Avant de quitter cette terre si récente, et dont l’existence, sans doute éphémère aura excité l’intérêt des observateurs, je voulus contempler encore l’immensité dont nous étions entourés, placé au pied du drapeau de notre chère patrie, je tournai mes regards vers elle ; j’aurais voulu me grandir assez pour que mes amis, mes proches pussent me voir.

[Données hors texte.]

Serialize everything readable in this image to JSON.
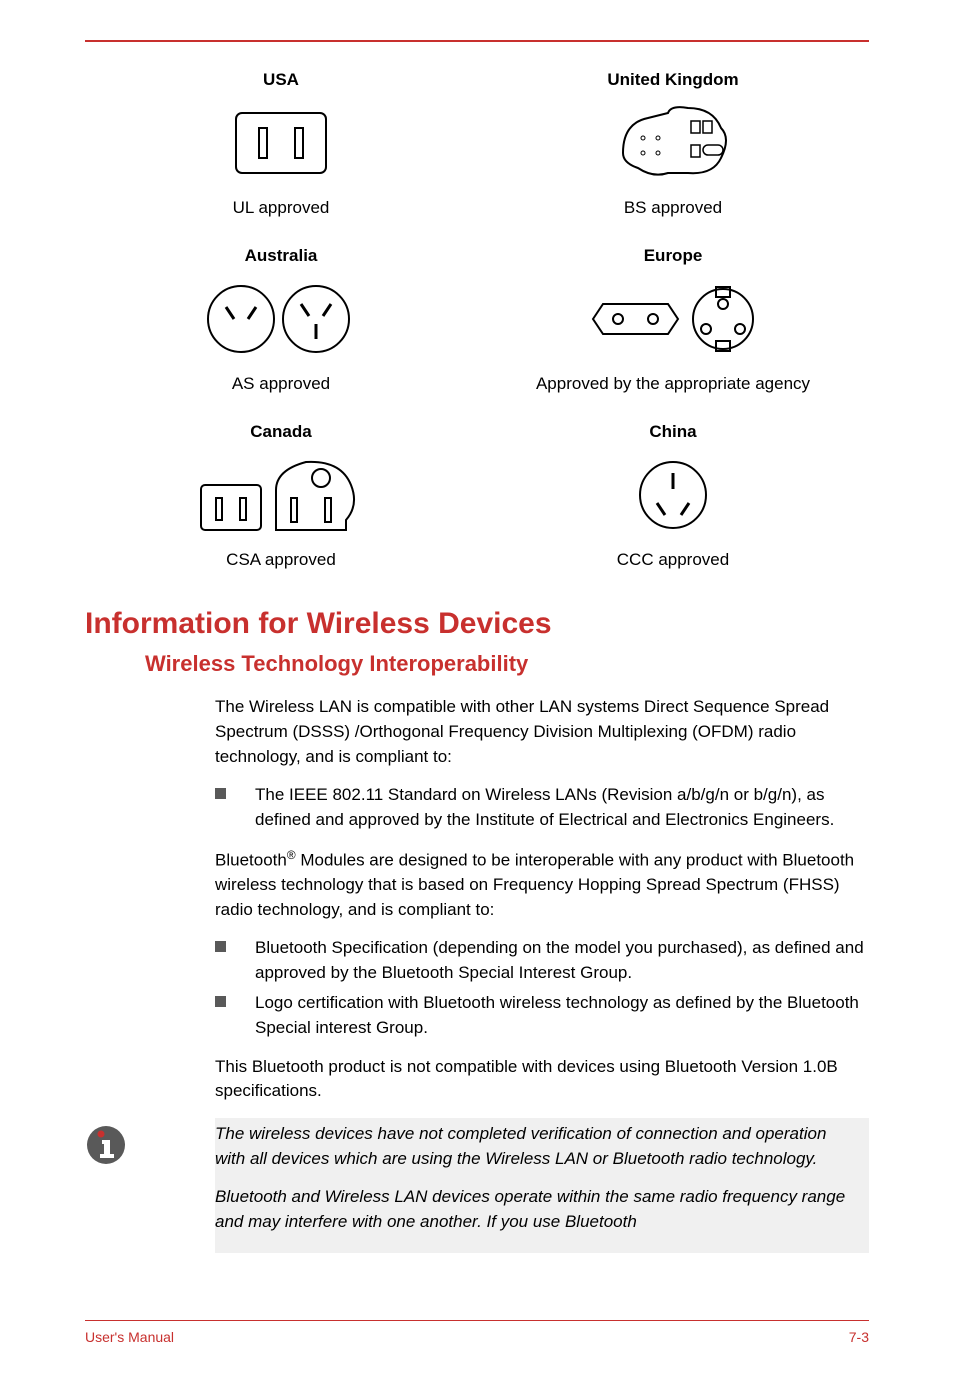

Il fallut descendre, le signal du départ était donné ; il était temps, car la mer, devenue plus forte, menaçait de remplir notre bateau et de l’entraîner.

Grâce au sang-froid et à l’habileté de nos jeunes officiers, à l’obéissance courageuse de nos matelots, une manœuvre rapide nous fit repasser la barre sans accident... Tandis qu’une partie de l’équipage resta à terre pour lever le grapin, l’autre s’élança dans l’eau avec le bateau pour le maintenir en équilibre et l’empêcher de chavirer ; nos récoltes étaient à bord ; nous étions sauvés ; il fallut seulement que les matelots restés sur l’île avec M. Franlieu nous rejoignissent à la nage.

En deux heures nous atteignîmes le brick, qui, nous voyant venir, mit en panne ; la mer était superbe, et les derniers segmens du soleil entraient dans l’eau ; lorsque nous montâmes à bord, tout le monde était sur le pont ; on nous attendait avec impatience et anxiété. L’excellent M. La Pierre ne nous avait pas perdus de vue un instant ; nous fûmes reçus comme des frères qui reviennent après une longue absence, nous-mêmes nous croyions retrouver une patrie après l’exil.

La vue du drapeau tricolore flottant sur l’île Julia avait excité les acclamations joyeuses de tout l’équipage.

Il n’est pas un matelot de la Flèche qui n’ait dans, son sac un échantillon du volcan ; il n’en est pas un qui ne comprenne sa formation, tant l’enseignement mutuel a fait de progrès à bord.